Sussman Elyse S
Departments of Neuroscience and Otorhinolaryngology-Head and Neck Surgery, Albert Einstein College of Medicine, Bronx, NY.
J Speech Lang Hear Res. 2017 Oct 17;60(10):2989-3000. doi: 10.1044/2017_JSLHR-H-17-0041.
This review article provides a new perspective on the role of attention in auditory scene analysis.
A framework for understanding how attention interacts with stimulus-driven processes to facilitate task goals is presented. Previously reported data obtained through behavioral and electrophysiological measures in adults with normal hearing are summarized to demonstrate attention effects on auditory perception-from passive processes that organize unattended input to attention effects that act at different levels of the system. Data will show that attention can sharpen stream organization toward behavioral goals, identify auditory events obscured by noise, and limit passive processing capacity.

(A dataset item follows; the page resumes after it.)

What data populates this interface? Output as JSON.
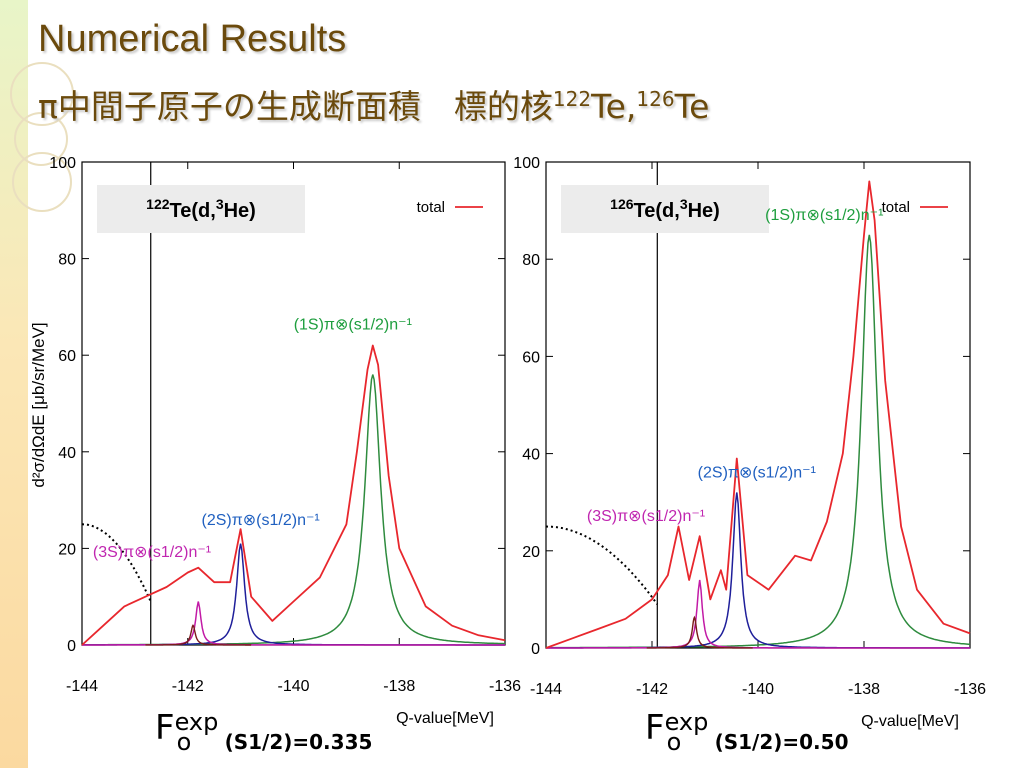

A model of attention is provided that illustrates how the auditory system performs multilevel analyses that involve interactions between stimulus-driven input and top-down processes. Overall, these studies show that (a) stream segregation occurs automatically and sets the basis for auditory event formation; (b) attention interacts with automatic processing to facilitate task goals; and (c) information about unattended sounds is not lost when selecting one organization over another. Our results support a neural model that allows multiple sound organizations to be held in memory and accessed simultaneously through a balance of automatic and task-specific processes, allowing flexibility for navigating noisy environments with competing sound sources.
这篇综述文章为注意力在听觉场景分析中的作用提供了一个新视角。
提出了一个理解注意力如何与刺激驱动过程相互作用以促进任务目标达成的框架。总结了先前通过对听力正常的成年人进行行为和电生理测量获得的数据,以证明注意力对听觉感知的影响——从组织未被注意的输入的被动过程到在系统不同层面起作用的注意力效应。数据将表明,注意力可以使信息流组织朝着行为目标锐化,识别被噪声掩盖的听觉事件,并限制被动处理能力。
提供了一个注意力模型,该模型说明了听觉系统如何执行涉及刺激驱动输入与自上而下过程之间相互作用的多级分析。总体而言,这些研究表明:(a) 流分离自动发生,并为听觉事件的形成奠定基础;(b) 注意力与自动处理相互作用以促进任务目标;(c) 在选择一种组织而非另一种组织时,关于未被注意声音的信息不会丢失。我们的结果支持一种神经模型,该模型允许多个声音组织存储在记忆中,并通过自动过程和特定任务过程的平衡同时进行访问,从而在有竞争声源的嘈杂环境中灵活导航。